We unfortunately live in an increasingly ‘entitlement-mentality’ society, and there are a great deal of people out there who feel entitled to have someone else do the work for them. So long as they get their ‘free fish’ they are placated—but the minute the ‘free fish’ is taken away, the angry mobs roam the streets and smash the shop windows and riot. I am quite ‘old school’ in my sensibilities and I am happy to try to help people learn to fish for themselves, but I do not intend for anything that I write to be used as anybody’s sole personal investment guidance (give a man a fish and he can eat for a day–teach a man to fish and he can live for a lifetime). No two traders have the same circumstances and so no blanket advice or strategy can ever be suitable for all. I highly recommend seeking a qualified investment adviser to assist in strategy and risk profile assessment.
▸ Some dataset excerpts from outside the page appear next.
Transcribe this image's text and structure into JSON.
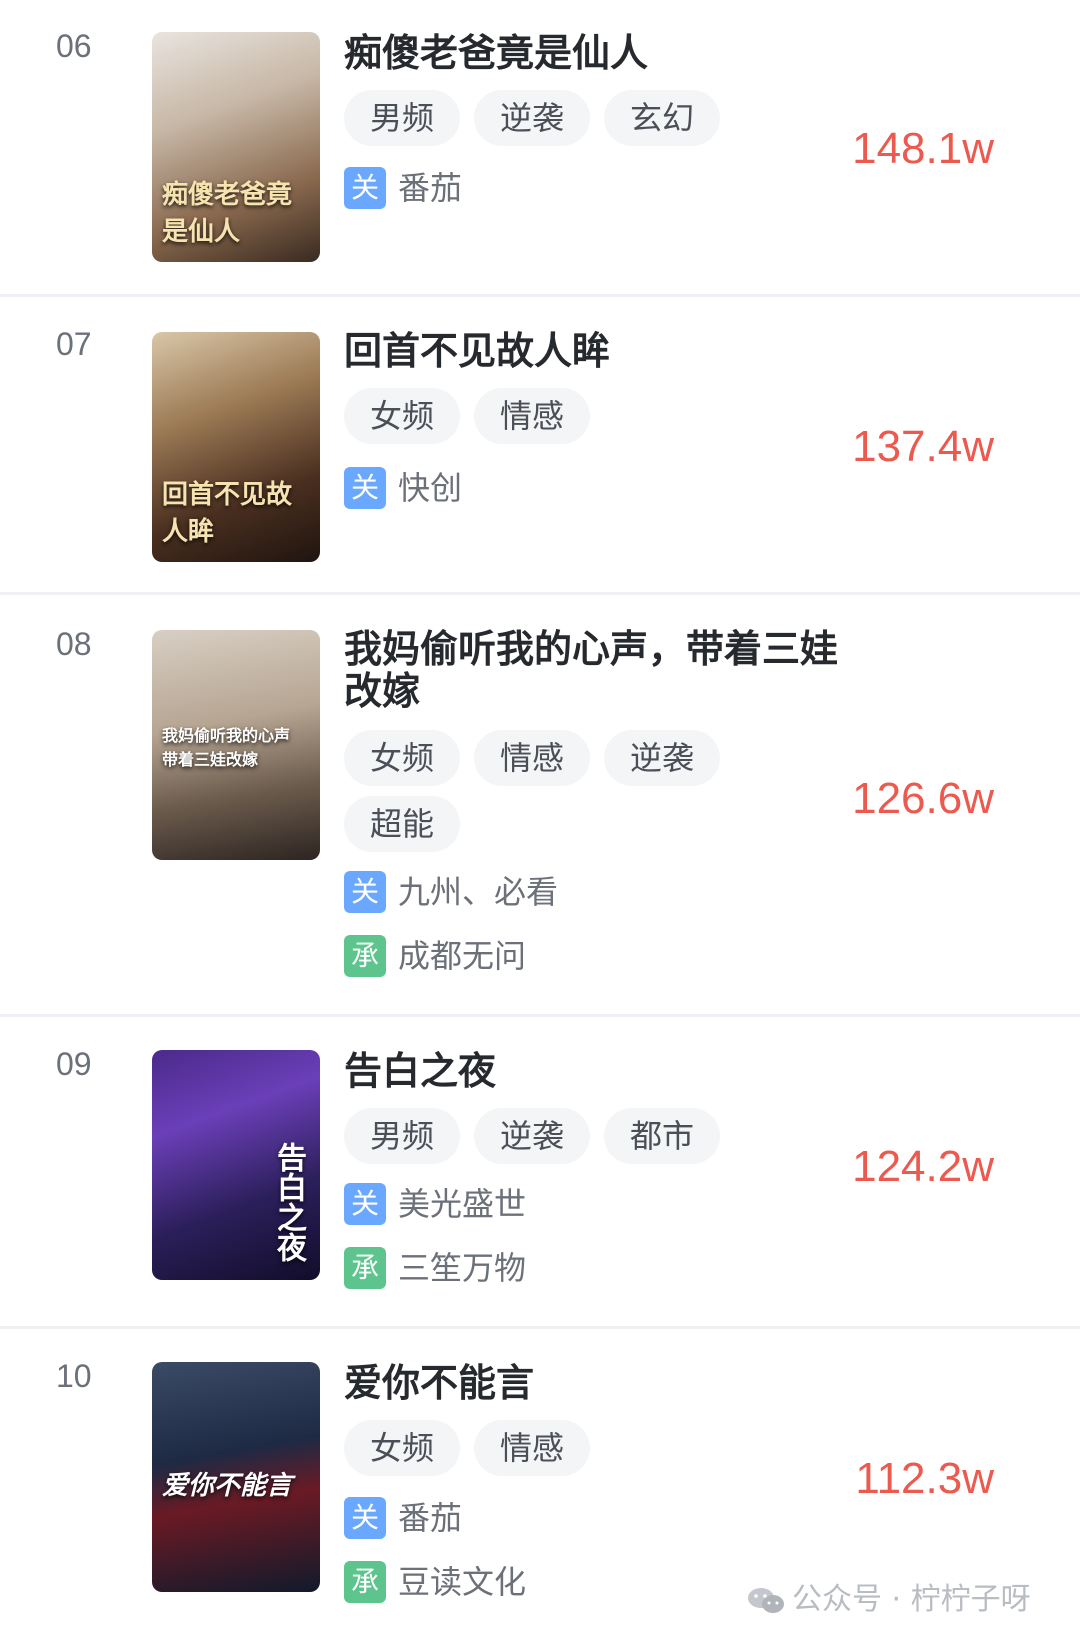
{
  "items": [
    {
      "rank": "06",
      "title": "痴傻老爸竟是仙人",
      "tags": [
        "男频",
        "逆袭",
        "玄幻"
      ],
      "guan": "番茄",
      "cheng": "",
      "score": "148.1w",
      "cover_caption": "痴傻老爸竟是仙人"
    },
    {
      "rank": "07",
      "title": "回首不见故人眸",
      "tags": [
        "女频",
        "情感"
      ],
      "guan": "快创",
      "cheng": "",
      "score": "137.4w",
      "cover_caption": "回首不见故人眸"
    },
    {
      "rank": "08",
      "title": "我妈偷听我的心声，带着三娃改嫁",
      "tags": [
        "女频",
        "情感",
        "逆袭",
        "超能"
      ],
      "guan": "九州、必看",
      "cheng": "成都无问",
      "score": "126.6w",
      "cover_caption": "我妈偷听我的心声 带着三娃改嫁"
    },
    {
      "rank": "09",
      "title": "告白之夜",
      "tags": [
        "男频",
        "逆袭",
        "都市"
      ],
      "guan": "美光盛世",
      "cheng": "三笙万物",
      "score": "124.2w",
      "cover_caption": "告白之夜"
    },
    {
      "rank": "10",
      "title": "爱你不能言",
      "tags": [
        "女频",
        "情感"
      ],
      "guan": "番茄",
      "cheng": "豆读文化",
      "score": "112.3w",
      "cover_caption": "爱你不能言"
    }
  ],
  "badges": {
    "guan": "关",
    "cheng": "承"
  },
  "watermark": "公众号 · 柠柠子呀",
  "colors": {
    "score": "#ec5a4f",
    "badge_guan": "#6aa8ff",
    "badge_cheng": "#5ec48d",
    "tag_bg": "#f4f5f7"
  }
}
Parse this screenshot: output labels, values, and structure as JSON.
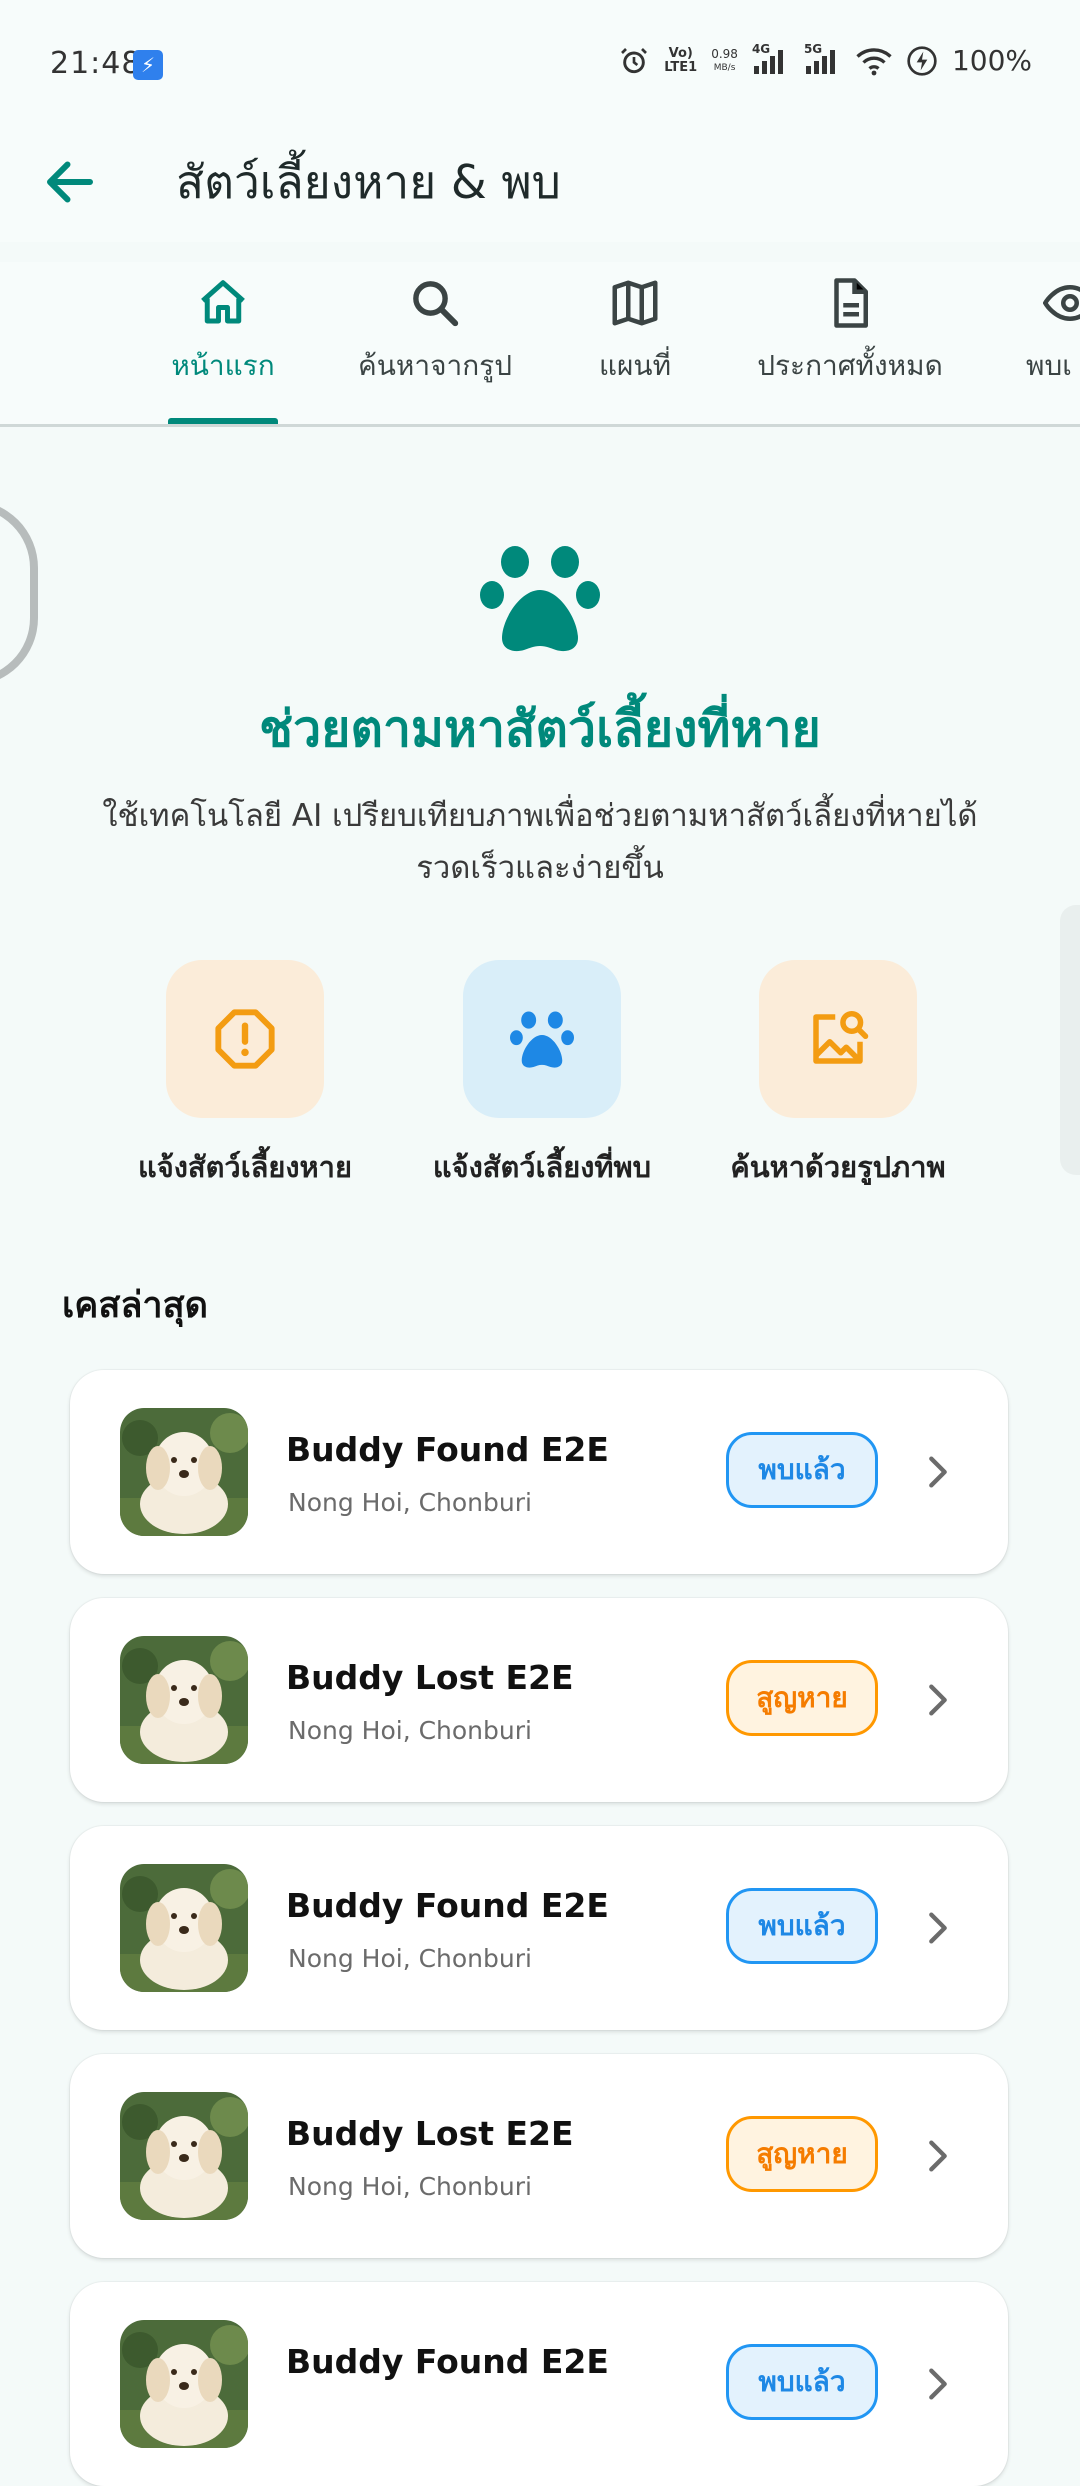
{
  "status_bar": {
    "time": "21:48",
    "network_speed": "0.98",
    "network_unit": "MB/s",
    "volte": "Vo)",
    "lte": "LTE1",
    "sig1": "4G",
    "sig2": "5G",
    "battery": "100%"
  },
  "app_bar": {
    "title": "สัตว์เลี้ยงหาย & พบ"
  },
  "tabs": [
    {
      "label": "หน้าแรก",
      "icon": "home-icon",
      "active": true
    },
    {
      "label": "ค้นหาจากรูป",
      "icon": "search-icon",
      "active": false
    },
    {
      "label": "แผนที่",
      "icon": "map-icon",
      "active": false
    },
    {
      "label": "ประกาศทั้งหมด",
      "icon": "document-icon",
      "active": false
    },
    {
      "label": "พบเ",
      "icon": "eye-icon",
      "active": false
    }
  ],
  "hero": {
    "title": "ช่วยตามหาสัตว์เลี้ยงที่หาย",
    "subtitle": "ใช้เทคโนโลยี AI เปรียบเทียบภาพเพื่อช่วยตามหาสัตว์เลี้ยงที่หายได้รวดเร็วและง่ายขึ้น"
  },
  "actions": [
    {
      "label": "แจ้งสัตว์เลี้ยงหาย",
      "icon": "alert-icon",
      "color": "#f39c12",
      "bg": "#fbecd9"
    },
    {
      "label": "แจ้งสัตว์เลี้ยงที่พบ",
      "icon": "paw-icon",
      "color": "#1e88e5",
      "bg": "#d9eef9"
    },
    {
      "label": "ค้นหาด้วยรูปภาพ",
      "icon": "image-search-icon",
      "color": "#f39c12",
      "bg": "#fbecd9"
    }
  ],
  "recent": {
    "title": "เคสล่าสุด",
    "cases": [
      {
        "title": "Buddy Found E2E",
        "location": "Nong Hoi, Chonburi",
        "status": "พบแล้ว",
        "type": "found"
      },
      {
        "title": "Buddy Lost E2E",
        "location": "Nong Hoi, Chonburi",
        "status": "สูญหาย",
        "type": "lost"
      },
      {
        "title": "Buddy Found E2E",
        "location": "Nong Hoi, Chonburi",
        "status": "พบแล้ว",
        "type": "found"
      },
      {
        "title": "Buddy Lost E2E",
        "location": "Nong Hoi, Chonburi",
        "status": "สูญหาย",
        "type": "lost"
      },
      {
        "title": "Buddy Found E2E",
        "location": "",
        "status": "พบแล้ว",
        "type": "found"
      }
    ]
  },
  "colors": {
    "accent": "#00897b",
    "found": "#1e88e5",
    "lost": "#f57c00"
  }
}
This blog contains an increasingly large body of work that stands or fails entirely on its own merit. If one wishes to fully understand my writings, then please take the time to start at the first post and then work through to the present day to formulate one’s own opinion and to absorb some of the unique jargon that I use.
I don’t particularly like to write this sort of ‘disclaimer’ thing, but it is necessary from time to time to bring newcomers up to speed on what this blog is…and is not.
One last note…there are far too many readers of this blog for me to ever have time to respond to every request, but I do read everything that is sent to me—and always greatly appreciate the feedback. Thanks!